Suplementos e dietas restritivas têm evidência fraca para TDAH. Ômega-3 em doses altas pode ter efeito modesto, mas não substitui tratamento estabelecido. Dietas sem glúten ou sem açúcar não tratam TDAH, apesar da popularidade dessa ideia nas redes sociais. Exercício físico ajuda como coadjuvante. Melhora humor, sono e função executiva de forma leve. Não é tratamento por si só, mas é um dos poucos coadjuvantes com beneficio comprovado.
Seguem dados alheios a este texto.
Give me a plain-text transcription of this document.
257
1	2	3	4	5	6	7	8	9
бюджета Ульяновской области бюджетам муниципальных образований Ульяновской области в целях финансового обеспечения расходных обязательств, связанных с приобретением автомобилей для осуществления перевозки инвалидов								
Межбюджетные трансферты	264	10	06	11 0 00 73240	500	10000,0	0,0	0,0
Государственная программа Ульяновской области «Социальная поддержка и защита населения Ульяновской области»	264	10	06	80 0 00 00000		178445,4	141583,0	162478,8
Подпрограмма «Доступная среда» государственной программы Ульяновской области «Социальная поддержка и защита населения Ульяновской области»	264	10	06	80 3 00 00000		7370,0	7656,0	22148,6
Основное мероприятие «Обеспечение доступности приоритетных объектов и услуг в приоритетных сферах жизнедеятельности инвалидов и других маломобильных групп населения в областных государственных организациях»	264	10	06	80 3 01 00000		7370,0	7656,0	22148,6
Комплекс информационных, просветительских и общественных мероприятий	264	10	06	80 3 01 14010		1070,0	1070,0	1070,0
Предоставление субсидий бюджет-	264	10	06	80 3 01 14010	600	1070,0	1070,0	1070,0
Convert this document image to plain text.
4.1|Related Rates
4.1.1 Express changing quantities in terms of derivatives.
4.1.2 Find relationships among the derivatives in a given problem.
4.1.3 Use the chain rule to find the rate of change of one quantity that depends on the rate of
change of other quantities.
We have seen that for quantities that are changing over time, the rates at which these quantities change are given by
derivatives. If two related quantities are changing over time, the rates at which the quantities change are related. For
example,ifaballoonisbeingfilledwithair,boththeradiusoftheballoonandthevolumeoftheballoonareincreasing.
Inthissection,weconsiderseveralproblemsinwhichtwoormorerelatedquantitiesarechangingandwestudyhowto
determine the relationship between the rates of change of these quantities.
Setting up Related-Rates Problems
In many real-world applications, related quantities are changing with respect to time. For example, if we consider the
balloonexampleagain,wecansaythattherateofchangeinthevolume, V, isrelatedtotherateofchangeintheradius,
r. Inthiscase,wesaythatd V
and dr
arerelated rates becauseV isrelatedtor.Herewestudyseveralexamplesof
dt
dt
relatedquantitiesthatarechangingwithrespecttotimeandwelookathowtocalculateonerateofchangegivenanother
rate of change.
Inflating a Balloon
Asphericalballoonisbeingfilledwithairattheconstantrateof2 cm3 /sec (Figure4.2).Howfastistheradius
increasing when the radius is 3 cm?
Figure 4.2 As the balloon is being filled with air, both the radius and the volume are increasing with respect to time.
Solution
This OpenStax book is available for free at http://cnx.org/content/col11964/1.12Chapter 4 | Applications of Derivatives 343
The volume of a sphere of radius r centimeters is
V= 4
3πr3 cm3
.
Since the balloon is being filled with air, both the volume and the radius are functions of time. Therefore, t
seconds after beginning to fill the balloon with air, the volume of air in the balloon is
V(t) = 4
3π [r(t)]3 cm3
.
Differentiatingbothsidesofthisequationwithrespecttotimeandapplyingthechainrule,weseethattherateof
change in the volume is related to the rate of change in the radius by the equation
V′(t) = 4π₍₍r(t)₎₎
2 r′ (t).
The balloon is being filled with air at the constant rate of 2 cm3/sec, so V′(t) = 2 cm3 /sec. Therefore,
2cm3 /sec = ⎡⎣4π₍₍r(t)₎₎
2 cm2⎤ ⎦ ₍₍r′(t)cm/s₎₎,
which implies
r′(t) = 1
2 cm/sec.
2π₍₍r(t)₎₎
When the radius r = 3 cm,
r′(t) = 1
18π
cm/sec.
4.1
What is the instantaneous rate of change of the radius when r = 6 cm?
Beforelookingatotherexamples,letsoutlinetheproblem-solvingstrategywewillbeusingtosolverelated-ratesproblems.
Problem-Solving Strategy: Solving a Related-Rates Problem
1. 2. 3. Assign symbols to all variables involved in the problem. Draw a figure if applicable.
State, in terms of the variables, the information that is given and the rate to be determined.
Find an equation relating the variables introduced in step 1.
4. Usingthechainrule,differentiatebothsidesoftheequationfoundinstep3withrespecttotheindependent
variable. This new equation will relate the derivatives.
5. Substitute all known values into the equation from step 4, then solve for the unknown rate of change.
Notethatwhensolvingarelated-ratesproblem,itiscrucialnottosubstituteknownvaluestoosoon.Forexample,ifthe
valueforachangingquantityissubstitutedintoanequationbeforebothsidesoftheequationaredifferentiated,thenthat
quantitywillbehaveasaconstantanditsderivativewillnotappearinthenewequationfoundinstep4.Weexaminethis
Auto-diagnóstico baseado em testes online é um problema crescente. Testes de personalidade e quizzes não substituem avaliação clínica estruturada. O risco é doubly edge: quem precisa de tratamento pode se automedicar sem supervisão, e quem não precisa pode buscar tratamento desnecessário.
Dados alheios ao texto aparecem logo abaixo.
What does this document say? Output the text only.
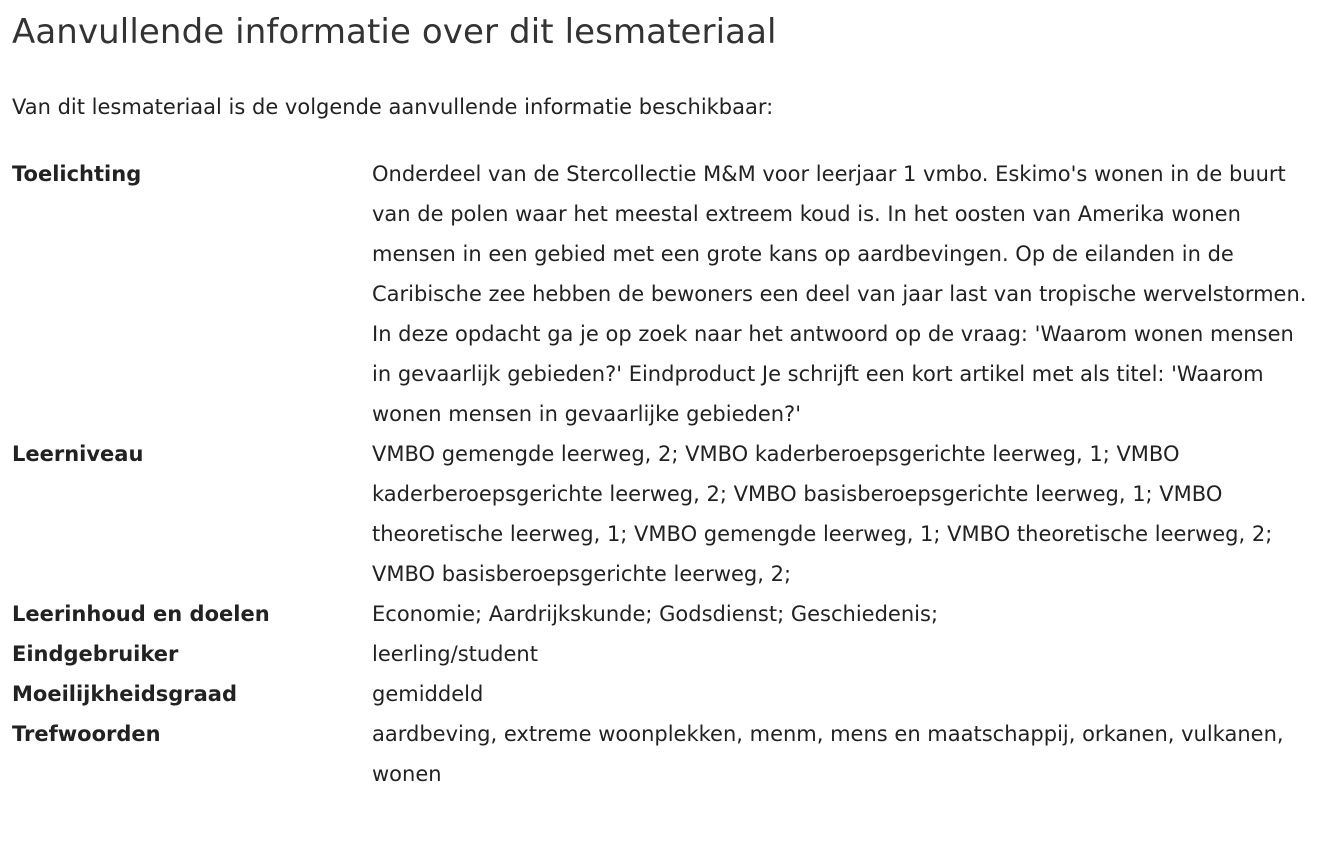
Aanvullende informatie over dit lesmateriaal

Van dit lesmateriaal is de volgende aanvullende informatie beschikbaar:

Toelichting	Onderdeel van de Stercollectie M&M voor leerjaar 1 vmbo. Eskimo's wonen in de buurt van de polen waar het meestal extreem koud is. In het oosten van Amerika wonen mensen in een gebied met een grote kans op aardbevingen. Op de eilanden in de Caribische zee hebben de bewoners een deel van jaar last van tropische wervelstormen. In deze opdacht ga je op zoek naar het antwoord op de vraag: 'Waarom wonen mensen in gevaarlijk gebieden?' Eindproduct Je schrijft een kort artikel met als titel: 'Waarom wonen mensen in gevaarlijke gebieden?'
Leerniveau	VMBO gemengde leerweg, 2; VMBO kaderberoepsgerichte leerweg, 1; VMBO kaderberoepsgerichte leerweg, 2; VMBO basisberoepsgerichte leerweg, 1; VMBO theoretische leerweg, 1; VMBO gemengde leerweg, 1; VMBO theoretische leerweg, 2; VMBO basisberoepsgerichte leerweg, 2;
Leerinhoud en doelen	Economie; Aardrijkskunde; Godsdienst; Geschiedenis;
Eindgebruiker	leerling/student
Moeilijkheidsgraad	gemiddeld
Trefwoorden	aardbeving, extreme woonplekken, menm, mens en maatschappij, orkanen, vulkanen, wonen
Pitfalls comuns no tratamento

O erro mais frequente é interromper medicação por conta própria quando os efeitos colaterais aparecem nos primeiros dias. Efeitos adversos often melhoram após duas a três semanas de uso contínuo. Aguentar esse período com acompanhamento médico faz diferença na taxa de adesão a longo prazo. Outro erro é tratar apenas o sintoma mais visível e ignorar comorbidades. Déficit de sono, consumo de álcool, ansiedade generalizada e TLP podem estar presentes e piorar significativamente o funcionamento do paciente. Identificar e tratar comorbidades é parte essencial do tratamento de TDAH, não um detalhe.
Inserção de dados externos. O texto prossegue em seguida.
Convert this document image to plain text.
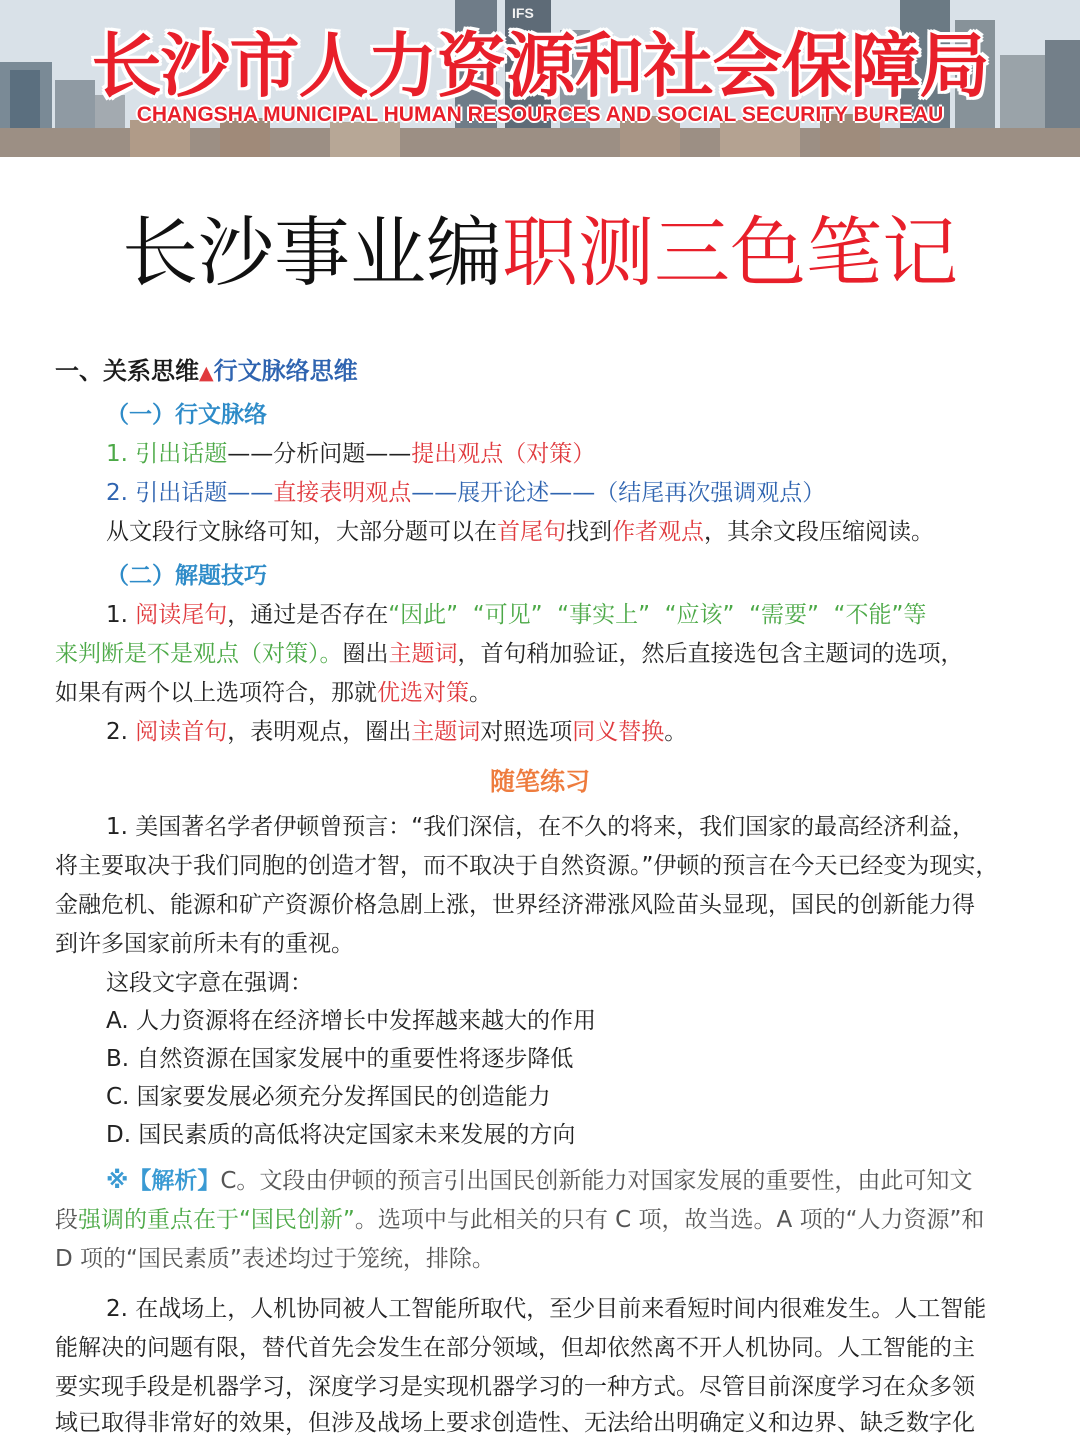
IFS
长沙市人力资源和社会保障局
CHANGSHA MUNICIPAL HUMAN RESOURCES AND SOCIAL SECURITY BUREAU
长沙事业编职测三色笔记
一、关系思维▲行文脉络思维
（一）行文脉络
1. 引出话题——分析问题——提出观点（对策）
2. 引出话题——直接表明观点——展开论述——（结尾再次强调观点）
从文段行文脉络可知，大部分题可以在首尾句找到作者观点，其余文段压缩阅读。
（二）解题技巧
1. 阅读尾句，通过是否存在“因此”  “可见”  “事实上”  “应该”  “需要”  “不能”等
来判断是不是观点（对策）。圈出主题词，首句稍加验证，然后直接选包含主题词的选项，
如果有两个以上选项符合，那就优选对策。
2. 阅读首句，表明观点，圈出主题词对照选项同义替换。
随笔练习
1. 美国著名学者伊顿曾预言：“我们深信，在不久的将来，我们国家的最高经济利益，
将主要取决于我们同胞的创造才智，而不取决于自然资源。”伊顿的预言在今天已经变为现实，
金融危机、能源和矿产资源价格急剧上涨，世界经济滞涨风险苗头显现，国民的创新能力得
到许多国家前所未有的重视。
这段文字意在强调：
A. 人力资源将在经济增长中发挥越来越大的作用
B. 自然资源在国家发展中的重要性将逐步降低
C. 国家要发展必须充分发挥国民的创造能力
D. 国民素质的高低将决定国家未来发展的方向
※【解析】C。文段由伊顿的预言引出国民创新能力对国家发展的重要性，由此可知文
段强调的重点在于“国民创新”。选项中与此相关的只有 C 项，故当选。A 项的“人力资源”和
D 项的“国民素质”表述均过于笼统，排除。
2. 在战场上，人机协同被人工智能所取代，至少目前来看短时间内很难发生。人工智能
能解决的问题有限，替代首先会发生在部分领域，但却依然离不开人机协同。人工智能的主
要实现手段是机器学习，深度学习是实现机器学习的一种方式。尽管目前深度学习在众多领
域已取得非常好的效果，但涉及战场上要求创造性、无法给出明确定义和边界、缺乏数字化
Dependência de medicamentos estimulantes é real, embora a incidência em pacientes tratados adequadamente seja baixa. O risco aumenta com uso sem supervisão médica, dose excessiva ou história pessoal de substâncias. Pacientes com histórico de abuso de substâncias precisam de acompanhamento mais rigoroso e consideration de opções não estimulantes como primeira linha.

Quando buscar ajuda profissional

Procure um psiquiatra ou neurologista com experiência em TDAH adulto se os sintomas de desatenção, impulsividade ou agitação causam prejuízo funcional significativo em pelo menos dois contextos de vida: trabalho, relacionamentos, estudos ou vida doméstica. Prejuízo isolado em um único contexto pode indicar outro problema. Avaliação diagnóstica inclui entrevista clínica detalhada, coleta de histórico desde a infância (sintomas de TDAH precisam estar presentes antes dos 12 anos), escalas padronizadas e, quando possível, informação de familiares ou parceiros sobre comportamento histórico. Laudos de avaliação neuropsicológica são úteis mas não obrigatórios para diagnóstico.

O tratamento é de longo prazo. Cronicidade não significa fracasso. Significa que o transtorno é uma condição neurobiológica persistente que se gerencia, não se cura. A maioria dos pacientes com tratamento adequado atinge funcionamento próximo da normalidade e qualidade de vida satisfatória.